7. Additional advertising/payment requirements and low value procurements: the Crown Commercial Service has published Procurement Policy Note 03/15 drawing attention to new measures to make public procurement more accessible, in particular to Small and Medium-Sized Enterprises. Although the recitals to the 2014 Directive do refer to the importance of encouraging the participation of SMEs in public procurement, these new measures go beyond the 2014 Directive itself and are partly based on Lord Young’s 2013 report “Grow Your Business”. This is consistent with the message in the 2014 Directive that the potential presented by SMEs should be at least partially driven by initiatives at national level. These measures appear in Part 4 of the 2015 Regulations and require:

  • the placing of advertisements for procurements above certain thresholds and the publication of contract notices on Contracts Finder. The thresholds are £10,000 (central contracting authorities) and £25,000 (sub-central contracting authorities). The differential between these thresholds and those set by the EU is quite marked. The specific requirements for these Contract Finder advertisements include a minimum level of information for both contract opportunities (e.g. the time by which an interested economic operator must respond if it wants to be considered) and contract awards ( e.g. the name of the contractor and value of the contract);
  • the insertion of prompt payment provisions in all public contracts. Although this is not covered in the 2014 Directive, this is related to Directive 2011/7/EU on Late Payments (already implemented in the UK);
  • the abolition of a pre-qualification stage for below EU threshold procurements and a requirement to have regard to guidance on qualitative selection on above EU threshold procurements issued by the Cabinet Office.

However, it is also provided that a material failure to comply with any of the Part 4 requirements “does not, of itself, affect the validity of a public contract that has been entered into”. In our view, this creates an area of uncertainty: i.e. what precisely is the remedy if a contracting authority fails to adhere to these Part 4 provisions? Does the reference to not affecting a contract that “has been entered into” leave the door open for a pre-contract challenge? There is no obvious route for this - the remedies set out in Part 3 of the 2015 Regulations apply to circumstances in which a contracting authority has breached the duty to an economic operator. That duty is defined in Regulations 89 (the obligation on the contracting authority to comply with Part 2 of the 2015 Regulations ie the substantive requirements governing a procurement procedure) and 90 (being the duties owed to economic operators from certain other states). Unfortunately, the 2015 Regulations are silent on the repercussions of failure to adhere to Part 4.

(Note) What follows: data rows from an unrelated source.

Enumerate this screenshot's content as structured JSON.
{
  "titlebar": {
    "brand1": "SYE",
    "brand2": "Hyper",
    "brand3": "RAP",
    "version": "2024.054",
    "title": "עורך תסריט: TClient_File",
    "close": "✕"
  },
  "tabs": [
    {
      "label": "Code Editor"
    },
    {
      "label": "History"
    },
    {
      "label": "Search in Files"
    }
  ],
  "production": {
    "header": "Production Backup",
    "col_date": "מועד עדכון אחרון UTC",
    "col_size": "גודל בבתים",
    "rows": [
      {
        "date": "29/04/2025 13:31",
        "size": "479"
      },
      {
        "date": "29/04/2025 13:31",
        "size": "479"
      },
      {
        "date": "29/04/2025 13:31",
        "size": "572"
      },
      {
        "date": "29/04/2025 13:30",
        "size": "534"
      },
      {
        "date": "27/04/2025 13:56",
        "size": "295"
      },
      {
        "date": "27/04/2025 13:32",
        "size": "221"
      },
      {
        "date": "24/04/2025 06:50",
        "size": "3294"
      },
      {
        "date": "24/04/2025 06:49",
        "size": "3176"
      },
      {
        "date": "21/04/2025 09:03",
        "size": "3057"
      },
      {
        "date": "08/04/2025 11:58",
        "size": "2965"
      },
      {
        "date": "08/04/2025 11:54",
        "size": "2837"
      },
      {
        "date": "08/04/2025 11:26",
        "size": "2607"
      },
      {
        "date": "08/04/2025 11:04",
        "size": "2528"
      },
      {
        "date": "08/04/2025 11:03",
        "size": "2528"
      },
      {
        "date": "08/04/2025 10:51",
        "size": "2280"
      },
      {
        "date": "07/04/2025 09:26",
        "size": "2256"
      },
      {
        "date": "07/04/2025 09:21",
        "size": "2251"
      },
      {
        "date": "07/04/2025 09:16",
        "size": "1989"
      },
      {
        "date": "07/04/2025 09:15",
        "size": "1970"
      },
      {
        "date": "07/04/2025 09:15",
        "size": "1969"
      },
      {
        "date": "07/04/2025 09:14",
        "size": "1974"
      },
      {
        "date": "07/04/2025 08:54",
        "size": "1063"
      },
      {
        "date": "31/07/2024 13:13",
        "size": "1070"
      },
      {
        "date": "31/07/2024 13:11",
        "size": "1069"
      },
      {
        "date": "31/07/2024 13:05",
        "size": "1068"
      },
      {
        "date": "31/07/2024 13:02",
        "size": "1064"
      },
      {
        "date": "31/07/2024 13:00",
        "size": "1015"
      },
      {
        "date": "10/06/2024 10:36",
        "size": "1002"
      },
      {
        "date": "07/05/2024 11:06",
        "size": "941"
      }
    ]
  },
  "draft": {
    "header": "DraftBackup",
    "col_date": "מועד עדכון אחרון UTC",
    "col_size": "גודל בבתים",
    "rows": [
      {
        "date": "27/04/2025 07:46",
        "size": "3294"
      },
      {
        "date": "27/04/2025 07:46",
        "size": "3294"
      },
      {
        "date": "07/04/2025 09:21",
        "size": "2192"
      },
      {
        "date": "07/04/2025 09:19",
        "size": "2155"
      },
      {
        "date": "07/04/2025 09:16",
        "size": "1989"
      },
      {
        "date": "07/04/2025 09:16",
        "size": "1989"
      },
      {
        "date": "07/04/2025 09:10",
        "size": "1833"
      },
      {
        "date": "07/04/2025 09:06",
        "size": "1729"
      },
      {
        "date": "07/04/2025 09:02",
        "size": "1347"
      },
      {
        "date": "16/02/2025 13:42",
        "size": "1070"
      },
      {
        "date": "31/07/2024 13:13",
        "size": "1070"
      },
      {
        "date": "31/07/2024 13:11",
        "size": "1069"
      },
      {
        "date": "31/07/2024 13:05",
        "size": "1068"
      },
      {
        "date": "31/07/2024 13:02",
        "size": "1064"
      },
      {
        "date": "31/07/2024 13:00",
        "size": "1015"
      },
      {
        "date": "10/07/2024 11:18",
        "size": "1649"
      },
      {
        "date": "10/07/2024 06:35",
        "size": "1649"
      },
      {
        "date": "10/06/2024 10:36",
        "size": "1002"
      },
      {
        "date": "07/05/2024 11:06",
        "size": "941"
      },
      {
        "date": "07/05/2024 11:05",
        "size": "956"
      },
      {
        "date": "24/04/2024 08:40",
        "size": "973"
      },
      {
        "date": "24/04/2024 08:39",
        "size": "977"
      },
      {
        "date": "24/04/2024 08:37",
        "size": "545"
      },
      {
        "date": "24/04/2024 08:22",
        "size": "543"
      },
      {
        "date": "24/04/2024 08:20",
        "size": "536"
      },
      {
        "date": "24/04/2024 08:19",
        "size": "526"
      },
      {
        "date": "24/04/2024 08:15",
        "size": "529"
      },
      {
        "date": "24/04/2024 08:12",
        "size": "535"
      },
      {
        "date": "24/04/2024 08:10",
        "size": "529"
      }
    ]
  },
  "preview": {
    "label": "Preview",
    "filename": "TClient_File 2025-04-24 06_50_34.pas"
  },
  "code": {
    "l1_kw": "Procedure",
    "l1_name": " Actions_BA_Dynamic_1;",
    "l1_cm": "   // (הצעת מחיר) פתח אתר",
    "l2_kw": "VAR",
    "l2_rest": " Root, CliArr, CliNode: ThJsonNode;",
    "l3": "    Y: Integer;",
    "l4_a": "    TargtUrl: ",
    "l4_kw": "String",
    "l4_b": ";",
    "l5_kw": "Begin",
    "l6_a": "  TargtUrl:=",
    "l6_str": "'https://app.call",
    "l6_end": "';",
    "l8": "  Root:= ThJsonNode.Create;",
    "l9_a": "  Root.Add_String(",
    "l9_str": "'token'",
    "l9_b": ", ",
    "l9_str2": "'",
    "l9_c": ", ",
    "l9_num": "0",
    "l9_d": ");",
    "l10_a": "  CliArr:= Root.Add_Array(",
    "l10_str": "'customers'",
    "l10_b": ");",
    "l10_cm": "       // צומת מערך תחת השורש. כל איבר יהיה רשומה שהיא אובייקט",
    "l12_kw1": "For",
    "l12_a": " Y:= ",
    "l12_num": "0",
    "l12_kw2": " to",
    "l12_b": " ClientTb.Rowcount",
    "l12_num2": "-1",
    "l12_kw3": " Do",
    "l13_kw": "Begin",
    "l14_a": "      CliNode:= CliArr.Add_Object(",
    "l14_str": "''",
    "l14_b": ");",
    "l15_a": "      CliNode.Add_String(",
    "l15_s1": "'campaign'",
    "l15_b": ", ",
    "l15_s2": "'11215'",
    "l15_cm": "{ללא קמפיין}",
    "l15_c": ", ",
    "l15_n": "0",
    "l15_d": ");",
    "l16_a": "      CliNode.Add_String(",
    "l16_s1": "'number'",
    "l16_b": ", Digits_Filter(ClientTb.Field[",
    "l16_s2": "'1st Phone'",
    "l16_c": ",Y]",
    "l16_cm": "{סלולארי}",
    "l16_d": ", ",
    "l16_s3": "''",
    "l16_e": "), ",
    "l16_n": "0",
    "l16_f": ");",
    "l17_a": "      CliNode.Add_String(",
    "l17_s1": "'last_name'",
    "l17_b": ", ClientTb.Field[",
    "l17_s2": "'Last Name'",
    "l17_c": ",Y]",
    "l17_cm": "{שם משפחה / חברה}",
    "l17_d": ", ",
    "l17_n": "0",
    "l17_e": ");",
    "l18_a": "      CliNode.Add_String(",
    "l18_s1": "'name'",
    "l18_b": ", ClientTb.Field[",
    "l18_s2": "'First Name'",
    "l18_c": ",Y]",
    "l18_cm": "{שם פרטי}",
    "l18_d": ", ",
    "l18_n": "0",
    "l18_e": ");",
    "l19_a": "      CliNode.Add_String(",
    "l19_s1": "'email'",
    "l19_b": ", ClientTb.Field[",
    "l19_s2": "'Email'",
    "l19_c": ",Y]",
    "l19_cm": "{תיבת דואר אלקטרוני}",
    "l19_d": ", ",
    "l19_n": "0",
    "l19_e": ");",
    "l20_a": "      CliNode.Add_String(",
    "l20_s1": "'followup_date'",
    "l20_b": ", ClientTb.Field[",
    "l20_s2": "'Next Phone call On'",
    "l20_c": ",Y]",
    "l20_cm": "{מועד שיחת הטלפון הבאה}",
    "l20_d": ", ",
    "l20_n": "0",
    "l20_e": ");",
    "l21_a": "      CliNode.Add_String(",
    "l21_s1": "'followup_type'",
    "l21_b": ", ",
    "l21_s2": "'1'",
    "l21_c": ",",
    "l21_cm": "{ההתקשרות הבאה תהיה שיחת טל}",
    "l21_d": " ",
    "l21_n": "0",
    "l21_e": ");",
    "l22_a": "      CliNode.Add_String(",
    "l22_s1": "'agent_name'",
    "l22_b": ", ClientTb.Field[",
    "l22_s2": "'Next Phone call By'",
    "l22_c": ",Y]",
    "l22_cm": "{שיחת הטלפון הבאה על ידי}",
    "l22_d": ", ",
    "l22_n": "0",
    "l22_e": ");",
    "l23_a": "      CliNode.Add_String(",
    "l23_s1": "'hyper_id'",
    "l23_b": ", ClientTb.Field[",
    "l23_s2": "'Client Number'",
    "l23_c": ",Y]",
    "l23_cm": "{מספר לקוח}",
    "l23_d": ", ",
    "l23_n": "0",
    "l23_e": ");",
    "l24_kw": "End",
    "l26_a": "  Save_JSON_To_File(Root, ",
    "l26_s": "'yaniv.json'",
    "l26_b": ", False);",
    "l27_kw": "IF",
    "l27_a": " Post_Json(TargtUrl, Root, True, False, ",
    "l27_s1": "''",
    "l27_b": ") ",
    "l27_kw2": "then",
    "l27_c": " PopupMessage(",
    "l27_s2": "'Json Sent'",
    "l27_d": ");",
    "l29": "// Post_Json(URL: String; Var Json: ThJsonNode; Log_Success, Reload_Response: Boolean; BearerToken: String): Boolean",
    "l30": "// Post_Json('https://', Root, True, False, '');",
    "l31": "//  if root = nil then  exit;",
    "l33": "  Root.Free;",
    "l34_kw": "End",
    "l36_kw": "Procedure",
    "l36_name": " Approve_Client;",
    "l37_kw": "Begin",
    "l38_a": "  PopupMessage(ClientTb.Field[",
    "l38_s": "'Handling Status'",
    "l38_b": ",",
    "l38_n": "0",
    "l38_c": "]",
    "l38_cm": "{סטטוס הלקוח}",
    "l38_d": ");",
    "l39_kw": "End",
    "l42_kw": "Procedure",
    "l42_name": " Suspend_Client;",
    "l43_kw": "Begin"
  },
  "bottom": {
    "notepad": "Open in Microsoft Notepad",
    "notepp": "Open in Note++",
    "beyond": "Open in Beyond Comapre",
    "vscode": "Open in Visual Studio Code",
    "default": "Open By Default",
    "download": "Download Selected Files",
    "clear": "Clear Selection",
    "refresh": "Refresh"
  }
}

The rationale for the government’s approach to the framing of the 2015 Regulations can be found in its response to the consultation:

Government response to the consultation on UK transposition of new EU procurement directives public contracts regulations 2015

As an overall observation, bringing together developments in procurement case law since the Public Contracts Regulations 2006 into one set of regulations is to be welcomed. Uncertainty in a number of areas remains, however, given the approach taken by the government to leave several areas to the discretion of contracting authorities, not least those highlighted above that await further government guidance for clarification. In our view, flexibility is preferable to a regime that does not permit contracting authorities to tailor procurements to specific requirements. With an increasing culture of challenge to procurement decisions, there is significant scope to exploit areas of uncertainty and we may see more litigation in particular around decisions to exclude operators from competitions on the broader grounds set out in these 2015 Regulations.